Things return to normal, which is to say it carries on being hot. The street outside is full of building workers and I abandon all thoughts of work for the rest of the summer. The Renowned and Truthful Chronicle of All the World's Events carries story after story about the affair of the gold-filled statue and I get treated generously enough in the coverage, which is always good for business.
I manage to grab a piece of the reward for the recovery of the King's gold, though it's far from my fair share. By the time the Guards, lawyers, Praetor's clerks and sundry other city officials have taken their cut, there's not much left for the man who actually located it. I have to make a strong plea to Deputy Consul Cicerius to get even that.
We're sitting in the back yard where Palax and Kaby are playing a flute and a mandolin. The tavern has now emptied of visitors. Dandelion has gone back to live on the beach and Soolanis has returned to Thamlin, drinking less and organising a rich persons' branch of the Association of Gentlewomen, according to Makri.

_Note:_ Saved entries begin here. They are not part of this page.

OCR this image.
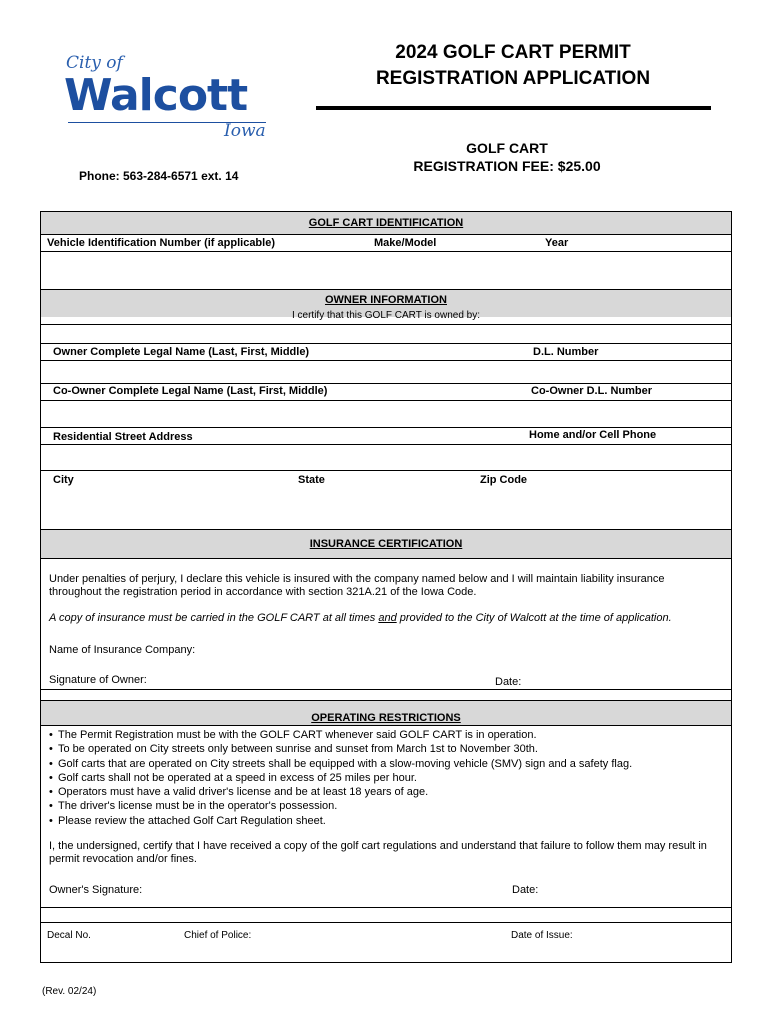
City of
Walcott
Iowa
Phone: 563-284-6571 ext. 14
2024 GOLF CART PERMIT
REGISTRATION APPLICATION
GOLF CART
REGISTRATION FEE: $25.00
GOLF CART IDENTIFICATION
Vehicle Identification Number (if applicable)	Make/Model	Year
OWNER INFORMATION
I certify that this GOLF CART is owned by:
Owner Complete Legal Name (Last, First, Middle)	D.L. Number
Co-Owner Complete Legal Name (Last, First, Middle)	Co-Owner D.L. Number
Residential Street Address	Home and/or Cell Phone
City	State	Zip Code
INSURANCE CERTIFICATION
Under penalties of perjury, I declare this vehicle is insured with the company named below and I will maintain liability insurance throughout the registration period in accordance with section 321A.21 of the Iowa Code.
A copy of insurance must be carried in the GOLF CART at all times and provided to the City of Walcott at the time of application.
Name of Insurance Company:
Signature of Owner:	Date:
OPERATING RESTRICTIONS
• The Permit Registration must be with the GOLF CART whenever said GOLF CART is in operation.
• To be operated on City streets only between sunrise and sunset from March 1st to November 30th.
• Golf carts that are operated on City streets shall be equipped with a slow-moving vehicle (SMV) sign and a safety flag.
• Golf carts shall not be operated at a speed in excess of 25 miles per hour.
• Operators must have a valid driver's license and be at least 18 years of age.
• The driver's license must be in the operator's possession.
• Please review the attached Golf Cart Regulation sheet.
I, the undersigned, certify that I have received a copy of the golf cart regulations and understand that failure to follow them may result in permit revocation and/or fines.
Owner's Signature:	Date:
Decal No.	Chief of Police:	Date of Issue:
(Rev. 02/24)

"Was it Ixial or Tresius who started the whole thing off?"
"I don't really know. Once it was all over it was hard to say. Hard to say who did what, or who was worse. When I started off as an Investigator I thought every case would have a crime at the beginning and a solution at the end, but often it doesn't seem to be like that. Just a bunch of people going around, all behaving worse than each other, so in the end even they don't know exactly who did what. Still, I'd say they all got what was coming to them, especially Grosex."

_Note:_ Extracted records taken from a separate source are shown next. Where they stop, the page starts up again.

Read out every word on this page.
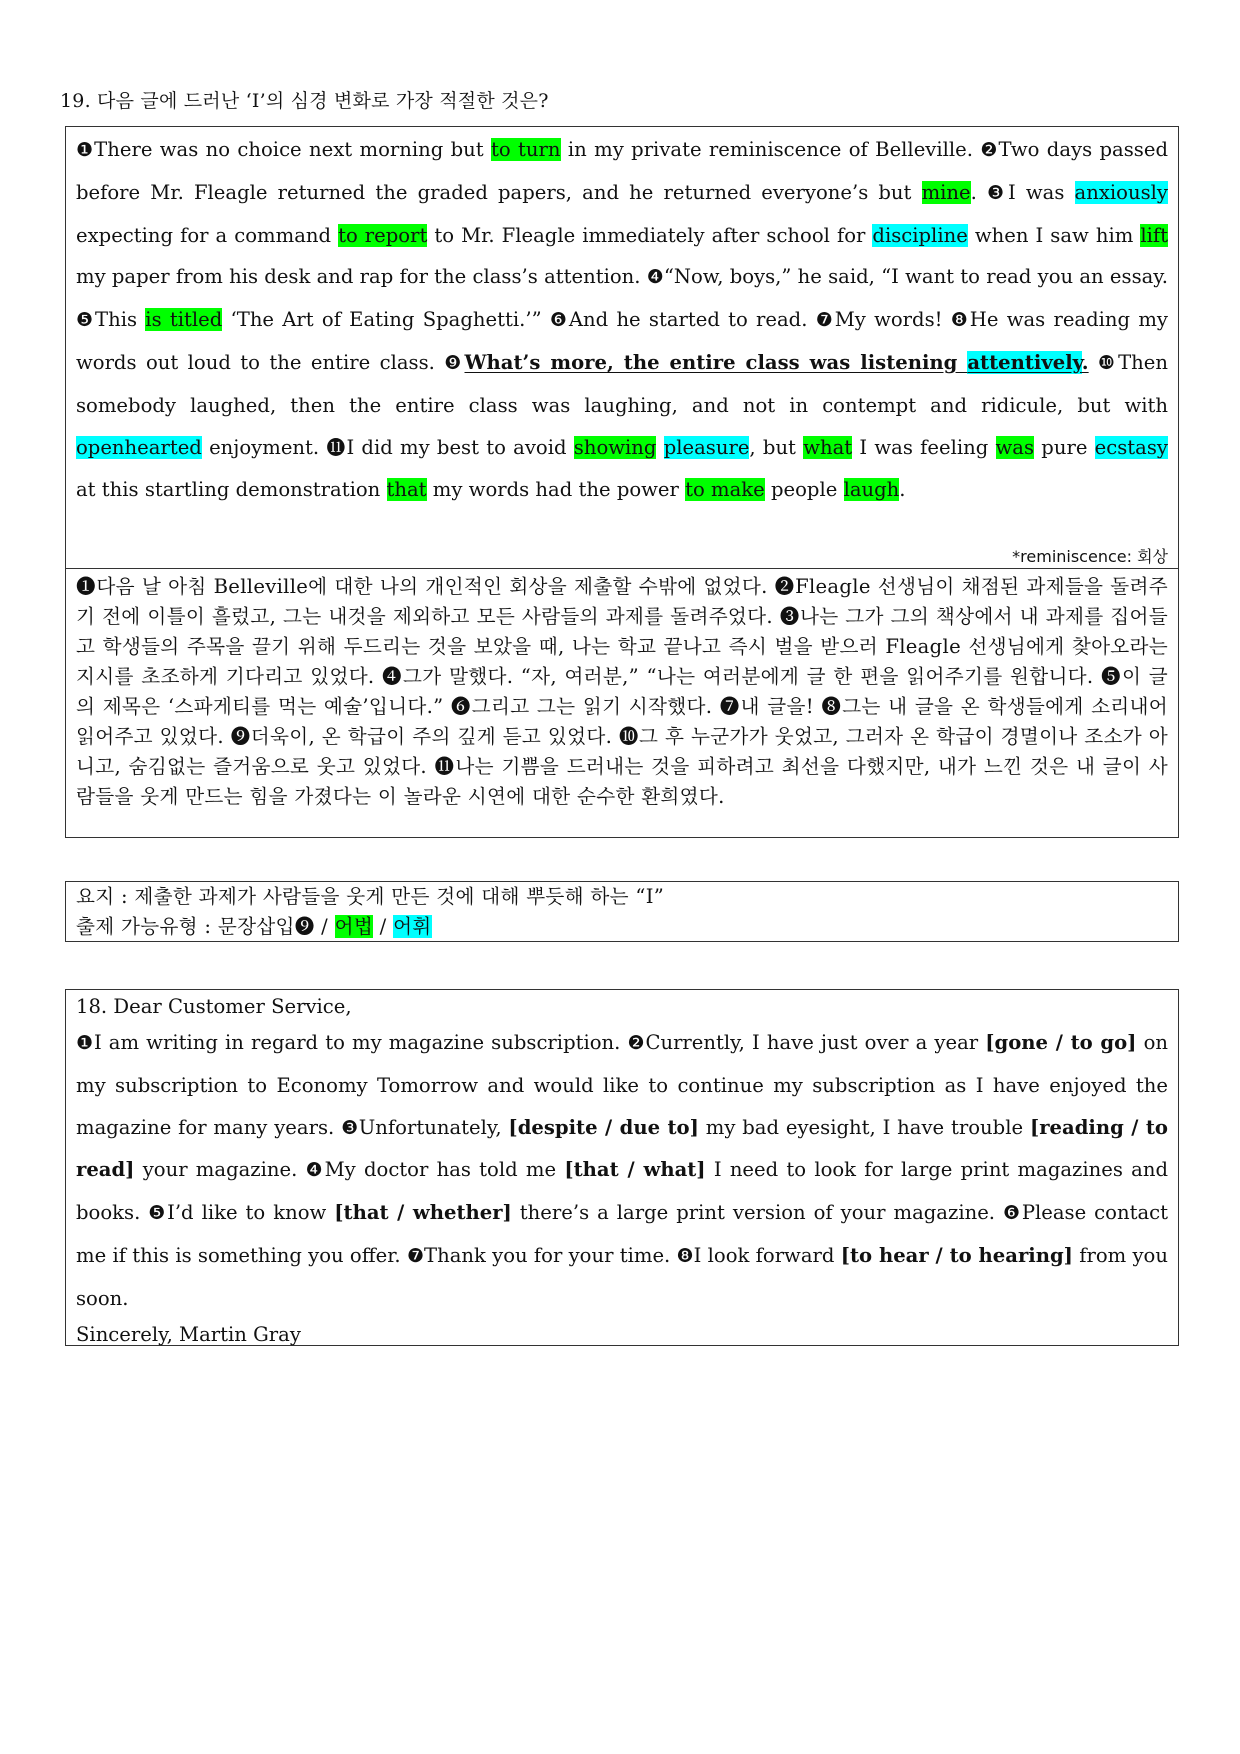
19. 다음 글에 드러난 ‘I’의 심경 변화로 가장 적절한 것은?

❶There was no choice next morning but to turn in my private reminiscence of Belleville. ❷Two days passed before Mr. Fleagle returned the graded papers, and he returned everyone’s but mine. ❸I was anxiously expecting for a command to report to Mr. Fleagle immediately after school for discipline when I saw him lift my paper from his desk and rap for the class’s attention. ❹“Now, boys,” he said, “I want to read you an essay. ❺This is titled ‘The Art of Eating Spaghetti.’” ❻And he started to read. ❼My words! ❽He was reading my words out loud to the entire class. ❾What’s more, the entire class was listening attentively. ❿Then somebody laughed, then the entire class was laughing, and not in contempt and ridicule, but with openhearted enjoyment. ⓫I did my best to avoid showing pleasure, but what I was feeling was pure ecstasy at this startling demonstration that my words had the power to make people laugh.

*reminiscence: 회상

❶다음 날 아침 Belleville에 대한 나의 개인적인 회상을 제출할 수밖에 없었다. ❷Fleagle 선생님이 채점된 과제들을 돌려주기 전에 이틀이 흘렀고, 그는 내것을 제외하고 모든 사람들의 과제를 돌려주었다. ❸나는 그가 그의 책상에서 내 과제를 집어들고 학생들의 주목을 끌기 위해 두드리는 것을 보았을 때, 나는 학교 끝나고 즉시 벌을 받으러 Fleagle 선생님에게 찾아오라는 지시를 초조하게 기다리고 있었다. ❹그가 말했다. “자, 여러분,” “나는 여러분에게 글 한 편을 읽어주기를 원합니다. ❺이 글의 제목은 ‘스파게티를 먹는 예술’입니다.” ❻그리고 그는 읽기 시작했다. ❼내 글을! ❽그는 내 글을 온 학생들에게 소리내어 읽어주고 있었다. ❾더욱이, 온 학급이 주의 깊게 듣고 있었다. ❿그 후 누군가가 웃었고, 그러자 온 학급이 경멸이나 조소가 아니고, 숨김없는 즐거움으로 웃고 있었다. ⓫나는 기쁨을 드러내는 것을 피하려고 최선을 다했지만, 내가 느낀 것은 내 글이 사람들을 웃게 만드는 힘을 가졌다는 이 놀라운 시연에 대한 순수한 환희였다.

요지 : 제출한 과제가 사람들을 웃게 만든 것에 대해 뿌듯해 하는 “I”

출제 가능유형 : 문장삽입❾ / 어법 / 어휘

18. Dear Customer Service,

❶I am writing in regard to my magazine subscription. ❷Currently, I have just over a year [gone / to go] on my subscription to Economy Tomorrow and would like to continue my subscription as I have enjoyed the magazine for many years. ❸Unfortunately, [despite / due to] my bad eyesight, I have trouble [reading / to read] your magazine. ❹My doctor has told me [that / what] I need to look for large print magazines and books. ❺I’d like to know [that / whether] there’s a large print version of your magazine. ❻Please contact me if this is something you offer. ❼Thank you for your time. ❽I look forward [to hear / to hearing] from you soon.

Sincerely, Martin Gray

He was hanged last week. I didn't bother attending. Calia is back in Pashish, missing Ixial more than Drantaax, I expect. At least she has Drantaax's valuable statues to see her through her old age.
"You know, I didn't even get paid by any of these people? Apart from the dolphins, of course. All that chasing round in the magic space and risking death at the hands of Sarin the Merciless for no remuneration. I must be slipping. I'll never get out of Twelve Seas at this rate."

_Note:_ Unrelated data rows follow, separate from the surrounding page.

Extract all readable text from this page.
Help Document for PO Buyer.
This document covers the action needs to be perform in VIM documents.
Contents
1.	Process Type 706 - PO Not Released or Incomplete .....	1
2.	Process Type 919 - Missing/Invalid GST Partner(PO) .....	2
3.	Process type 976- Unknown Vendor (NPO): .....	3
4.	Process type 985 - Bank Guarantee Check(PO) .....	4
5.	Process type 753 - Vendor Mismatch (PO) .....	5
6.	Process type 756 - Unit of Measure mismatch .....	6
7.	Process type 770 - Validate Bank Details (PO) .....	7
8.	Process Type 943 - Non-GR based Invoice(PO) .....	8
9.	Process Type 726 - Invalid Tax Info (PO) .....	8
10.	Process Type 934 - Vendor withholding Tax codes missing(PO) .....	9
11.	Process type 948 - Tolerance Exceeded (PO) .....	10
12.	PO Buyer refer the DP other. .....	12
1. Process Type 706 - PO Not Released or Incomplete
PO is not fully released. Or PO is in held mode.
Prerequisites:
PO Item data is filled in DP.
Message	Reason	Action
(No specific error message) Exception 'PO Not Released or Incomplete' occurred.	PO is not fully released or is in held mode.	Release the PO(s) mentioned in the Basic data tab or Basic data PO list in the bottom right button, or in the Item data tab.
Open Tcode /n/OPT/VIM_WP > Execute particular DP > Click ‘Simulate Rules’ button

"This'll help," says Makri, taking something out of the purse round her neck. It's a golden finger. "I broke it off the statue when we came back from the magic space," she explains. "I thought we were due some sort of reward. I'll halve it with you."
"Smart thinking."
I look at the golden finger. Half of that will make a nice packet of gurans. I'm not doing so badly really. A few nice cases over the winter, maybe some lucrative work from the Transport Guild or even the Honourable Association of Merchants, and I might yet make it out of Twelve Seas. If summer here is hell, winter's not much better. And in the Hot Rainy Season, which comes up in about a month, the streets turn to rivers and beggars drown in front of your eyes. I can hardly bear to think about it.
I don't have to think about it right now. I pick up a "Happy Guildsman" jumbo-sized tankard of ale from the bar and lie back in the shade. Listening to Palax and Kaby playing music, I forget all about monks, killers and gangsters, and go to sleep.